ILLEGAL DRUG USE IN PREGNANCY
A 19-year-old woman is referred to the antenatal clinic by her general practitioner (GP). She is currently 22 weeks’ gestation in her second pregnancy. She had a son by normal vaginal delivery 18 months ago, who was taken into social services care initially and now lives with his grandparents (the father’s parents). Since then, the woman has been having very infrequent periods and only discovered she was pregnant when she attended the emergency department with a presumed urinary tract infection 2 weeks ago. At that stage abdominal palpation revealed a mass, and ultrasound scan confirmed the singleton gestation.
The GP letter informs that the woman has been a user of crack cocaine and heroin in the past but that she has been on a methadone replacement programme for the last 8 weeks. The current prescribed regime is 60 mL methadone, which she collects daily from the pharmacist.
The woman reports that she still injects street heroin several times per week but has not used crack cocaine for several months. She says that she drinks minimal alcohol but she smokes 20–25 cigarettes per day.
There is no other medical history of note.
She lives in a council flat with her partner who is also taking prescribed methadone. She denies any domestic violence within the relationship.
The woman appears thin and anxious. The blood pressure is 107/65 mmHg and pulse 90/min. The abdomen is distended with the fundus palpable at the umbilicus. The fetal heartbeat is heard with a hand-held Doppler device.
· What other investigations should be arranged?
· What are the risks associated with drug use in pregnancy?
· How would you manage this woman during the pregnancy?
The woman has been found to be hepatitis B surface antigen positive. This needs further investigation withe antigenicity to determine risk of transmission, and liver function tests. Assuming the hepatitis B is related to needle sharing, she is also at significant risk of hepatitis C and this should also be tested for at this stage.
A urine toxicology screen should be performed with the woman’s consent, to confirm the drug history she has given and what the risks to the fetus may be.
Most units have a specialist team for management of drug-using women in pregnancy. This should include specialists in substance misuse, a social worker, a specialist midwife and an interested obstetrician.

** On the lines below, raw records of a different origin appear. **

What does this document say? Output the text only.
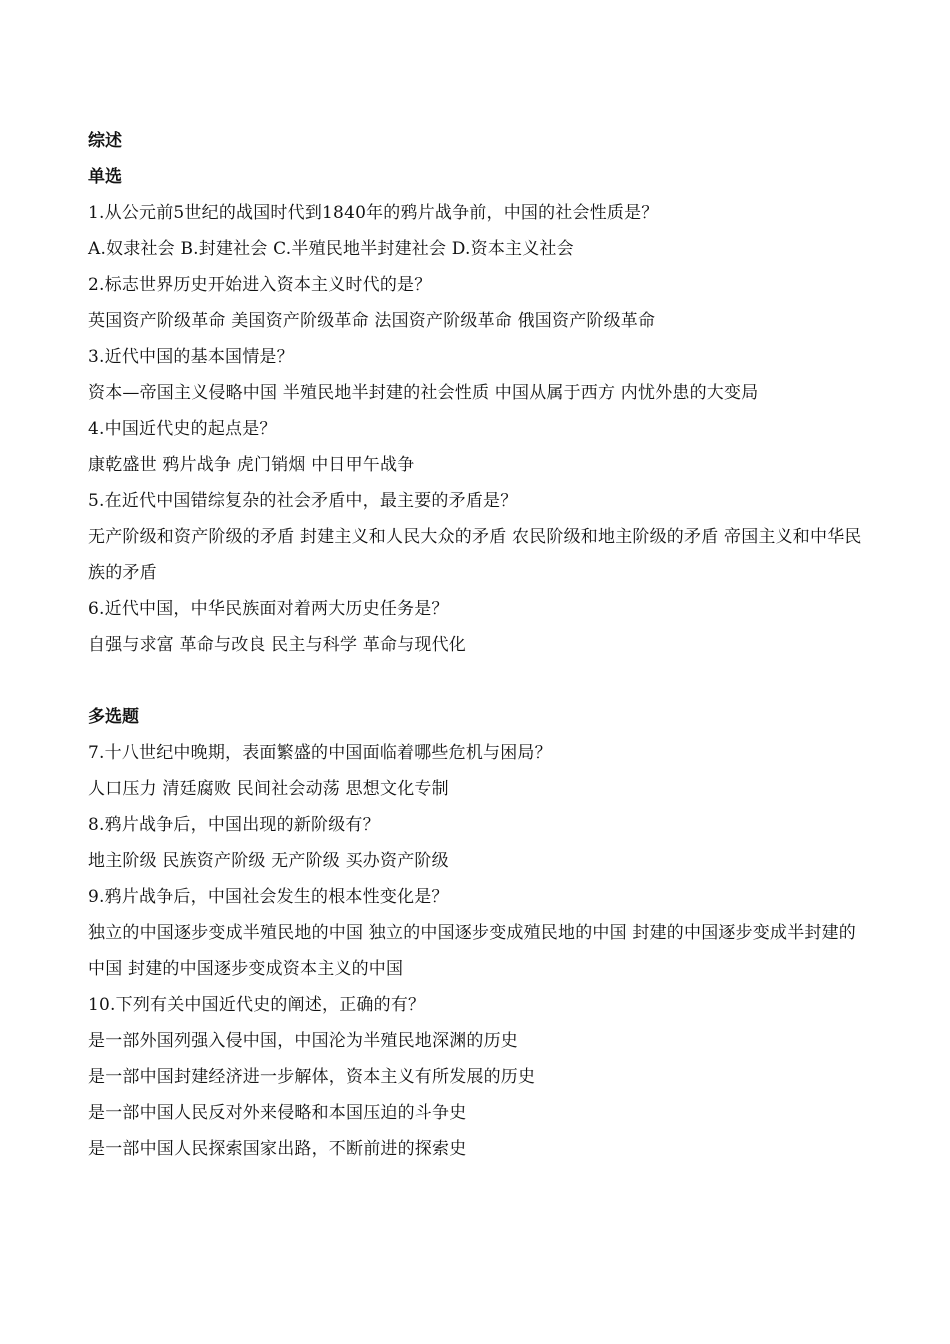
综述
单选
1.从公元前5世纪的战国时代到1840年的鸦片战争前，中国的社会性质是？
A.奴隶社会 B.封建社会 C.半殖民地半封建社会 D.资本主义社会
2.标志世界历史开始进入资本主义时代的是？
英国资产阶级革命 美国资产阶级革命 法国资产阶级革命 俄国资产阶级革命
3.近代中国的基本国情是？
资本—帝国主义侵略中国 半殖民地半封建的社会性质 中国从属于西方 内忧外患的大变局
4.中国近代史的起点是？
康乾盛世 鸦片战争 虎门销烟 中日甲午战争
5.在近代中国错综复杂的社会矛盾中，最主要的矛盾是？
无产阶级和资产阶级的矛盾 封建主义和人民大众的矛盾 农民阶级和地主阶级的矛盾 帝国主义和中华民族的矛盾
6.近代中国，中华民族面对着两大历史任务是？
自强与求富 革命与改良 民主与科学 革命与现代化
多选题
7.十八世纪中晚期，表面繁盛的中国面临着哪些危机与困局？
人口压力 清廷腐败 民间社会动荡 思想文化专制
8.鸦片战争后，中国出现的新阶级有？
地主阶级 民族资产阶级 无产阶级 买办资产阶级
9.鸦片战争后，中国社会发生的根本性变化是？
独立的中国逐步变成半殖民地的中国 独立的中国逐步变成殖民地的中国 封建的中国逐步变成半封建的中国 封建的中国逐步变成资本主义的中国
10.下列有关中国近代史的阐述，正确的有？
是一部外国列强入侵中国，中国沦为半殖民地深渊的历史
是一部中国封建经济进一步解体，资本主义有所发展的历史
是一部中国人民反对外来侵略和本国压迫的斗争史
是一部中国人民探索国家出路，不断前进的探索史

The woman needs to be encouraged to engage more fully with the methadone replacement programme. This may well mean increasing the methadone regime to allow her to stop the street heroin. Once this has been achieved then she can gradually reduce the dose needed, with appropriate support. It is better to be still taking a maintenance dose of methadone through the pregnancy than to try and stop too quickly, resulting in unquantifiable amounts of illegal drugs being taken during the pregnancy.
The fetus should be assessed for growth during the pregnancy in view of the increased risk of intrauterine growth restriction.
Labour should be managed as for any non-drug-using woman. The difference may be that the usual doses of opiates needed for analgesia (epidural or systemic) may be insufficient and need to be titrated up to ensure adequate pain control.
Fetal blood sampling should be avoided in labour due to the risk of vertical transmission of hepatitis B antigen.
The baby should be administered hepatitis B immunoglobulin at delivery and be given the accelerated hepatitis B immunization course.
Babies of opiate-using mothers may have initial respiratory depression as a result of the opiates but then develop withdrawal symptoms. They need immediate transfer to the neonatal unit for management of the symptoms, with reducing doses of opiates.
Issues of care for the baby should be established between the social services, medical team and the parents, prior to delivery.